First, it is rooted in the prophetic language of return from exile. Jeremiah and other prophets spoke of God’s sowing his people again in their own land. The Psalms, at the very point where they are both celebrating the return from exile and praying for it to be completed, sang of those who sowed in tears reaping with shouts of joy. But above all the book of Isaiah used the image of sowing and reaping as a controlling metaphor for the great work of new creation that God would accomplish after the exile. “The grass withers, the flower fades, but the word of our God will stand for ever.” “As the rain and snow water the earth, so shall my word be. It shall not return to me empty, but it will accomplish my purpose.” [Isa 55:11] New plants, new shrubs, will spring up before you as you return from exile. All this goes back to the story of Isaiah’s call in chapter 6, where the prophet sees Israel like a tree being cut down in judgment, and then the stump being burnt; but the holy seed is the stump, and from that stump there shall come forth new shoots.

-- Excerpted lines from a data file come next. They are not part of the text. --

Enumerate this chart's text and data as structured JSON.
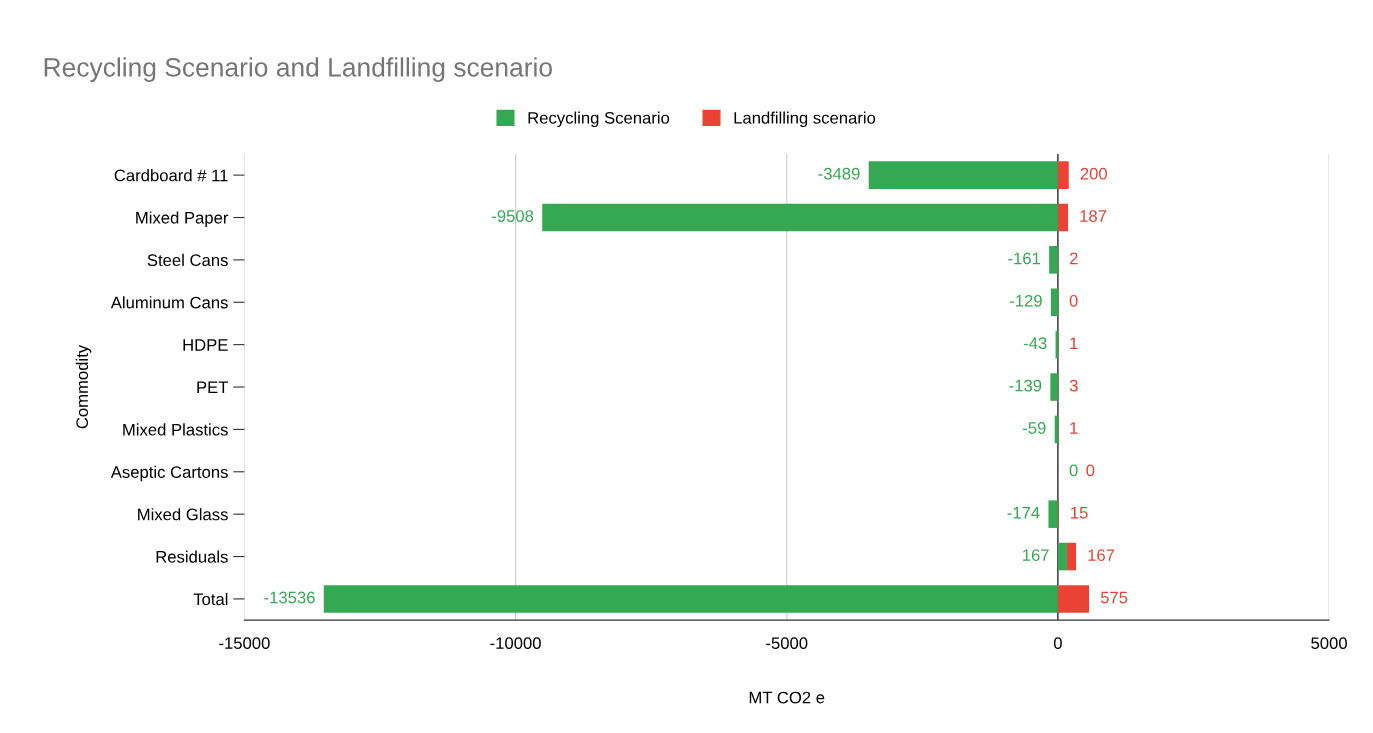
{
  "chart_data": {
    "type": "bar",
    "orientation": "horizontal",
    "stacked": true,
    "title": "Recycling Scenario and Landfilling scenario",
    "xlabel": "MT CO2 e",
    "ylabel": "Commodity",
    "categories": [
      "Cardboard # 11",
      "Mixed Paper",
      "Steel Cans",
      "Aluminum Cans",
      "HDPE",
      "PET",
      "Mixed Plastics",
      "Aseptic Cartons",
      "Mixed Glass",
      "Residuals",
      "Total"
    ],
    "series": [
      {
        "name": "Recycling Scenario",
        "color": "#34a853",
        "values": [
          -3489,
          -9508,
          -161,
          -129,
          -43,
          -139,
          -59,
          0,
          -174,
          167,
          -13536
        ]
      },
      {
        "name": "Landfilling scenario",
        "color": "#ea4335",
        "values": [
          200,
          187,
          2,
          0,
          1,
          3,
          1,
          0,
          15,
          167,
          575
        ]
      }
    ],
    "xlim": [
      -15000,
      5000
    ],
    "xticks": [
      -15000,
      -10000,
      -5000,
      0,
      5000
    ],
    "grid": "x",
    "legend": "top",
    "data_labels": true
  }
}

It is that last passage—Isaiah 6:9–10—that Jesus quotes in Matthew 13:14–15, Mark 4:12 and Luke 8:10 by way of explanation of the parable of the Sower. The parable is about what God was doing in Jesus’ own ministry. God was not simply reinforcing Israel as she stood. He was not underwriting her national ambitions, her ethnic pride. He was doing what the prophets always warned: he was judging Israel for her idolatry and was simultaneously calling into being a new people, a renewed Israel, a returned-from-exile people of God.”
Wright, N. T. (1999). The Challenge of Jesus: Rediscovering Who Jesus Was and Is (pp. 40–41). Downers Grove, IL: InterVarsity Press.